Once upon a time in Babilonia
Paolo et Vittorio Taviani, en bons bâtisseurs, jettent des ponts entre les cultures, entre les arts. Tout en s’inscrivant dans l’Histoire, celle du film Intolérance réalisé par D.W. Griffith en 1916, les frères cinéastes posent un discours lucide et pertinent sur la force collective qui a permis aux cathédrales, mais aussi aux chefs-d’œuvre cinématographiques de voir le jour. En exposant ce fait authentique, ils créent un révélateur social : comment pourrait-on réaliser un grand film sans l’apport essentiel d’une équipe aux multiples talents ?
Cette richesse, bon nombre de pays – et particulièrement les États-Unis – l’ont trouvée dans l’héritage parfois ancestral des communautés qui les peuplent. Les frères Taviani nous rappellent que la culture, artistique ou autre, est une question de transmission.

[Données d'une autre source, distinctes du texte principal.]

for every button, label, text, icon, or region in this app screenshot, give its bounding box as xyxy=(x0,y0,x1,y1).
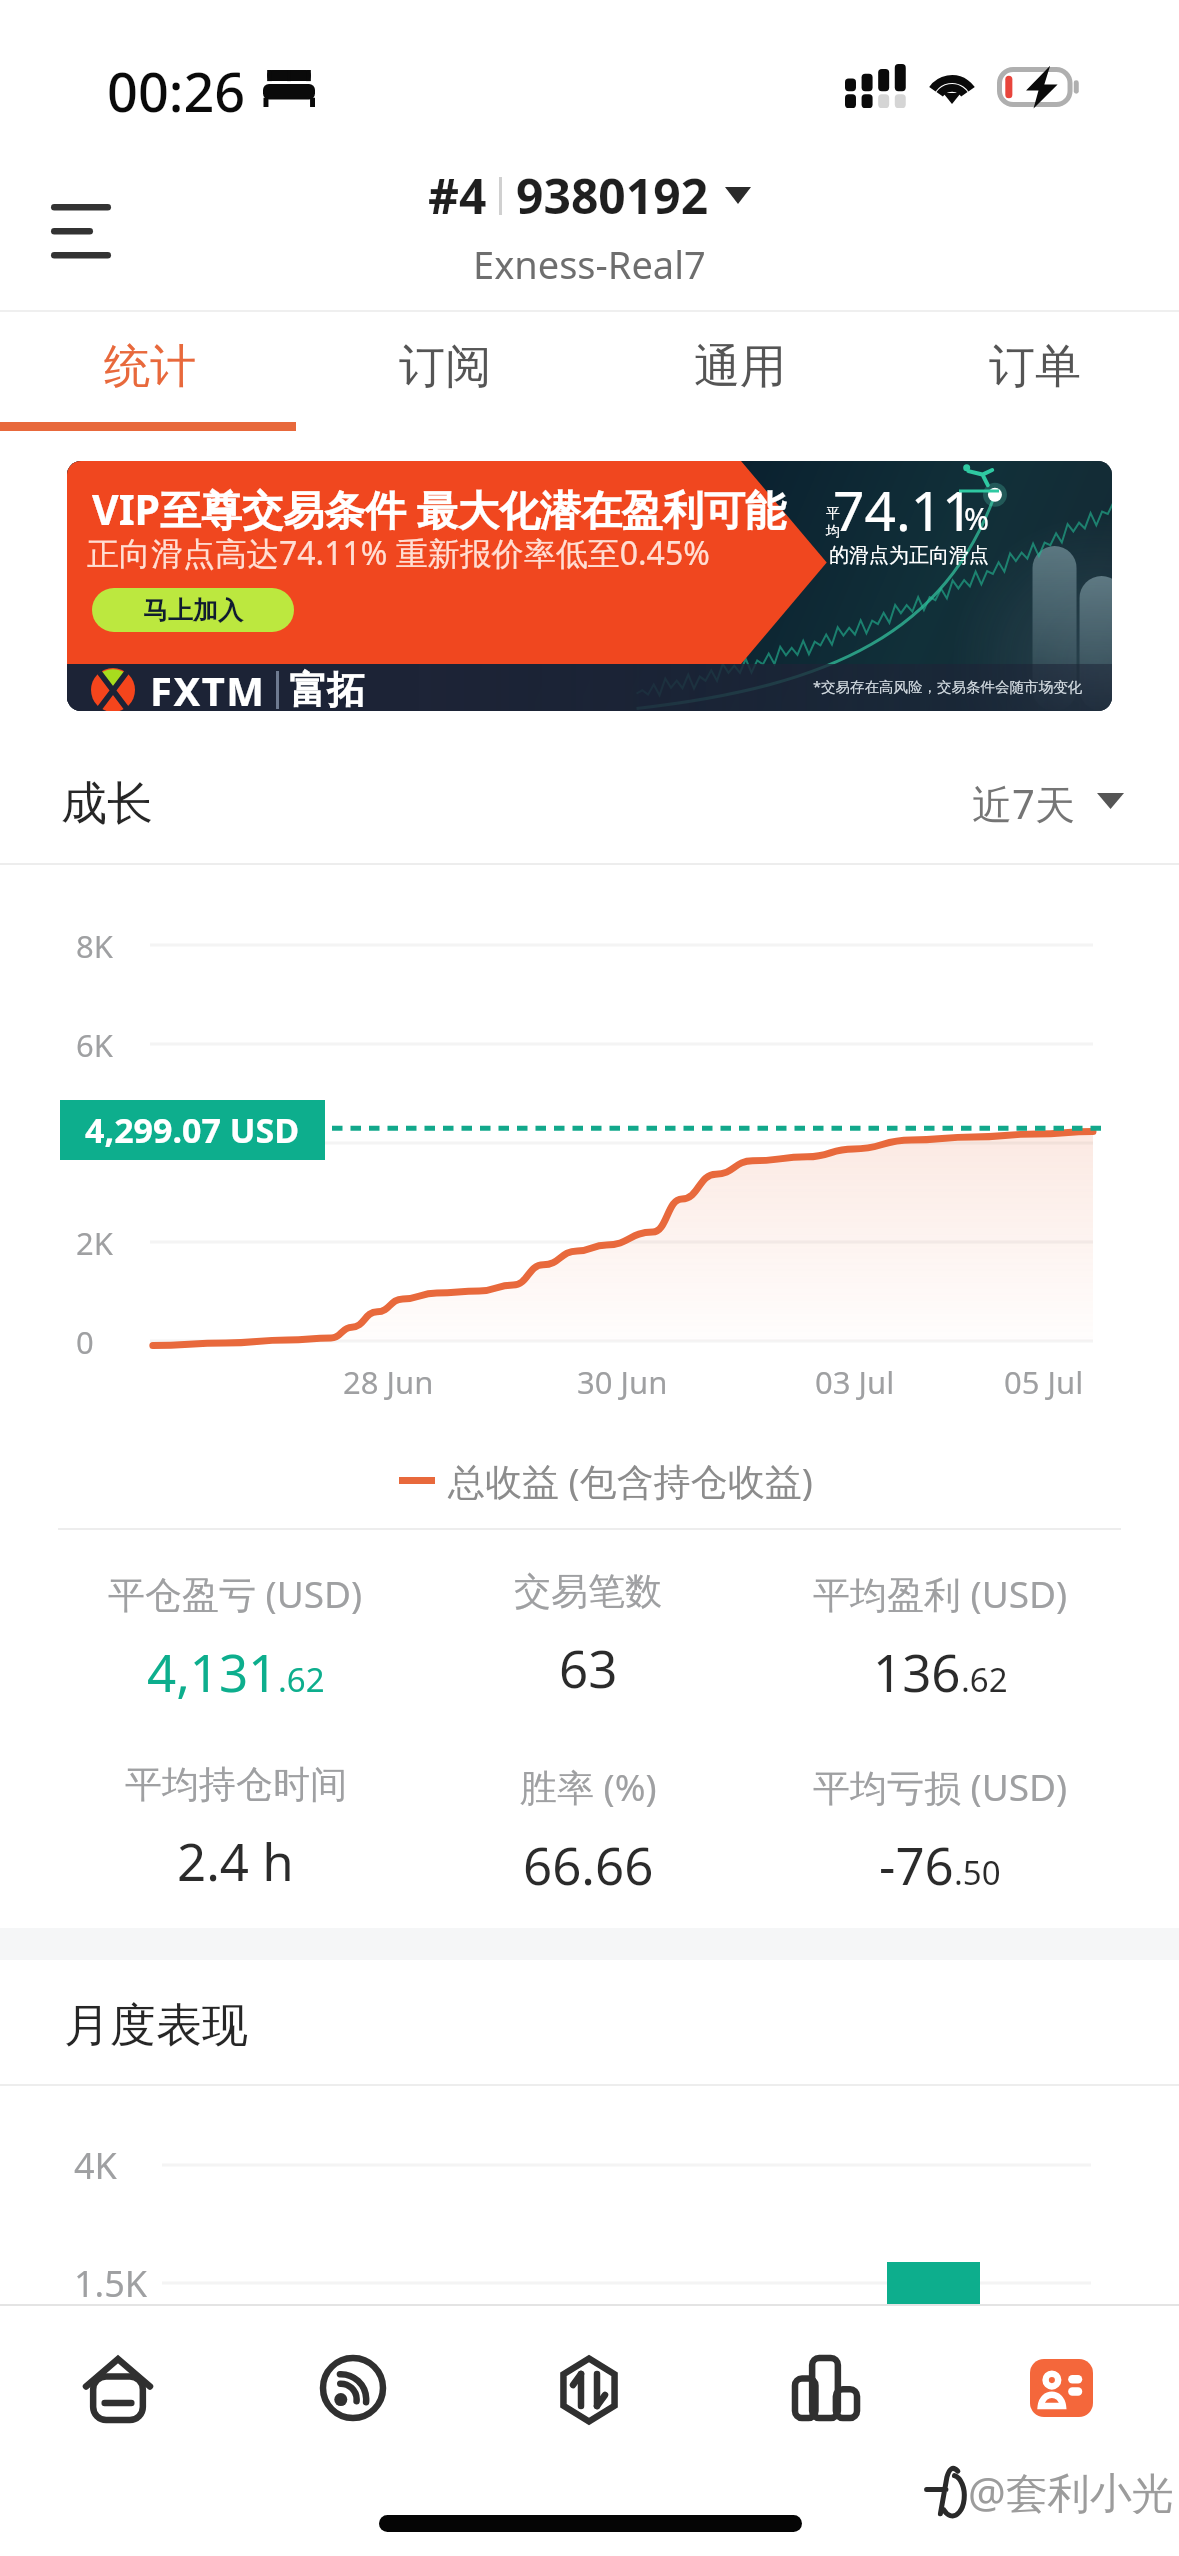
staticText: 4,131 xyxy=(147,1637,278,1706)
staticText: 平均持仓时间 xyxy=(125,1761,347,1808)
staticText: 66.66 xyxy=(523,1830,654,1899)
staticText: 30 Jun xyxy=(577,1361,668,1403)
staticText: 63 xyxy=(559,1633,618,1702)
staticText: 03 Jul xyxy=(815,1361,895,1403)
staticText: @套利小光 xyxy=(968,2463,1174,2520)
button[interactable]: 订阅 xyxy=(294,310,589,431)
button[interactable]: History xyxy=(707,2304,943,2470)
button[interactable]: Home xyxy=(0,2304,235,2470)
button[interactable]: Accounts xyxy=(943,2304,1179,2470)
staticText: 4,299.07 USD xyxy=(85,1107,300,1153)
button[interactable]: 统计 xyxy=(0,310,294,431)
staticText: 1.5K xyxy=(74,2259,148,2308)
staticText: 富拓 xyxy=(289,666,365,711)
staticText: Exness-Real7 xyxy=(473,238,706,290)
staticText: 成长 xyxy=(61,775,153,833)
staticText: FXTM xyxy=(150,663,266,711)
staticText: 136 xyxy=(873,1637,961,1706)
staticText: 8K xyxy=(76,925,113,967)
staticText: 月度表现 xyxy=(64,1997,248,2055)
staticText: 马上加入 xyxy=(143,595,243,626)
staticText: 总收益 (包含持仓收益) xyxy=(448,1455,813,1506)
button[interactable]: 近7天 xyxy=(972,773,1124,828)
staticText: 平均亏损 (USD) xyxy=(813,1761,1068,1812)
button[interactable]: FXTM VIP advertisement xyxy=(67,461,1112,711)
staticText: .62 xyxy=(278,1657,325,1702)
staticText: 0 xyxy=(76,1321,94,1363)
button[interactable]: 通用 xyxy=(589,310,884,431)
staticText: 均 xyxy=(826,523,840,541)
staticText: 9380192 xyxy=(516,163,709,228)
staticText: 近7天 xyxy=(972,776,1075,831)
button[interactable]: Menu xyxy=(6,179,156,283)
staticText: 通用 xyxy=(694,338,786,396)
staticText: 05 Jul xyxy=(1004,1361,1084,1403)
staticText: 订阅 xyxy=(399,338,491,396)
staticText: 2K xyxy=(76,1222,113,1264)
staticText: % xyxy=(964,498,989,539)
staticText: 6K xyxy=(76,1024,113,1066)
staticText: VIP至尊交易条件 最大化潜在盈利可能 xyxy=(92,481,786,537)
button[interactable]: Trade xyxy=(471,2304,707,2470)
staticText: 00:26 xyxy=(107,54,246,128)
staticText: 4K xyxy=(74,2141,117,2190)
staticText: 的滑点为正向滑点 xyxy=(829,543,989,568)
staticText: 平均盈利 (USD) xyxy=(813,1568,1068,1619)
staticText: 统计 xyxy=(104,338,196,396)
staticText: *交易存在高风险，交易条件会随市场变化 xyxy=(813,676,1082,696)
button[interactable]: 订单 xyxy=(884,310,1179,431)
staticText: 28 Jun xyxy=(343,1361,434,1403)
staticText: 2.4 h xyxy=(177,1826,294,1895)
staticText: 胜率 (%) xyxy=(520,1761,657,1812)
staticText: #4 xyxy=(428,163,487,228)
staticText: 74.11 xyxy=(833,472,974,547)
staticText: 订单 xyxy=(989,338,1081,396)
staticText: -76 xyxy=(879,1830,954,1899)
staticText: .62 xyxy=(961,1657,1008,1702)
staticText: .50 xyxy=(954,1850,1001,1895)
button[interactable]: Quotes xyxy=(235,2304,471,2470)
staticText: 交易笔数 xyxy=(514,1568,662,1615)
staticText: 正向滑点高达74.11% 重新报价率低至0.45% xyxy=(87,531,710,575)
staticText: 平 xyxy=(826,505,840,523)
staticText: 平仓盈亏 (USD) xyxy=(108,1568,363,1619)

Et que celle-ci se construit donc avec le temps. C’est en voyant le film Cabiria que Griffith comprend que, sans le génie artistique des artistes italiens, son film n’aura pas l’impact escompté. Cette forme d’atavisme artisanal n’est pas présente chez les membres de l’équipe du film qui entrevoient leur travail de façon plus pragmatique (empirique même) que spontanée.
Perçu par les populations migrantes comme une terre d’espoir, le pays de tous les possibles, le Nouveau Monde n’est en fait – toujours au XXe siècle – qu’un désert. Et c’est bien sur une terre aride que Andrea et Nicola, fraîchement débarqués de leur Italie natale, vont voir leur statut d’artisans se muer en celui de garçons porchers. Car dans cette jeune nation, tout reste à construire. Y compris la mémoire, l’héritage des générations se transmettant culture et savoirs.

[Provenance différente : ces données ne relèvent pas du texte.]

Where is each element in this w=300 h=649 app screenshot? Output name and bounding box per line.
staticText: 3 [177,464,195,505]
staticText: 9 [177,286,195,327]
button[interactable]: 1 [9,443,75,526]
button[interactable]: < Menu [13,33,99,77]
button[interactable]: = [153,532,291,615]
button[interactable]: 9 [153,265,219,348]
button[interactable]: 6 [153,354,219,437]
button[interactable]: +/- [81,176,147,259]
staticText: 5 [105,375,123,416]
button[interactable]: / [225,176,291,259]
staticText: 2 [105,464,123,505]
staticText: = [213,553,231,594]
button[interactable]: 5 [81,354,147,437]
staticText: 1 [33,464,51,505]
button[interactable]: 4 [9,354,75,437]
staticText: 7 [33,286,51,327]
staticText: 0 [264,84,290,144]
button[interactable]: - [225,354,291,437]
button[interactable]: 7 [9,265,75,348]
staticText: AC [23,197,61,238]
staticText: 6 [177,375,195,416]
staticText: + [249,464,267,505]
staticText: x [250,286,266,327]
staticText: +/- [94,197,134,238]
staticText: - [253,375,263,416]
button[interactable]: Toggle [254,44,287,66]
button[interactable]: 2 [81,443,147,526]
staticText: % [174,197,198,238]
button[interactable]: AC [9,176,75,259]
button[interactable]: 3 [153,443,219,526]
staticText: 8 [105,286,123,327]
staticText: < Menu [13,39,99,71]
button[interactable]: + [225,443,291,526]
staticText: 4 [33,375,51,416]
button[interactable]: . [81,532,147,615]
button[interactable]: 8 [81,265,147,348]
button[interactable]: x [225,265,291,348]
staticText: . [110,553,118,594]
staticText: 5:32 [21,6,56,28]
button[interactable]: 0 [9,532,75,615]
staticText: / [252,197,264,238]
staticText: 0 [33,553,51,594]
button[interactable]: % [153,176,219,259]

Leur chance viendra du Cinéma qui, à l’instar des États-Unis, est une forme artistique en plein essor dont l'histoire reste à écrire. Cette aventure nouvelle et enthousiasmante va se bâtir sur les compétences et le patrimoine culturel que les deux frères (mais aussi les autres membres de l'équipe) ont à offrir à ce projet commun.
À travers ce témoignage, les frères Taviani rendent également hommage à ce Hollywood des premiers temps où le savoir-faire des uns s'est greffé à l'ingéniosité et à l'esprit de découverte des autres.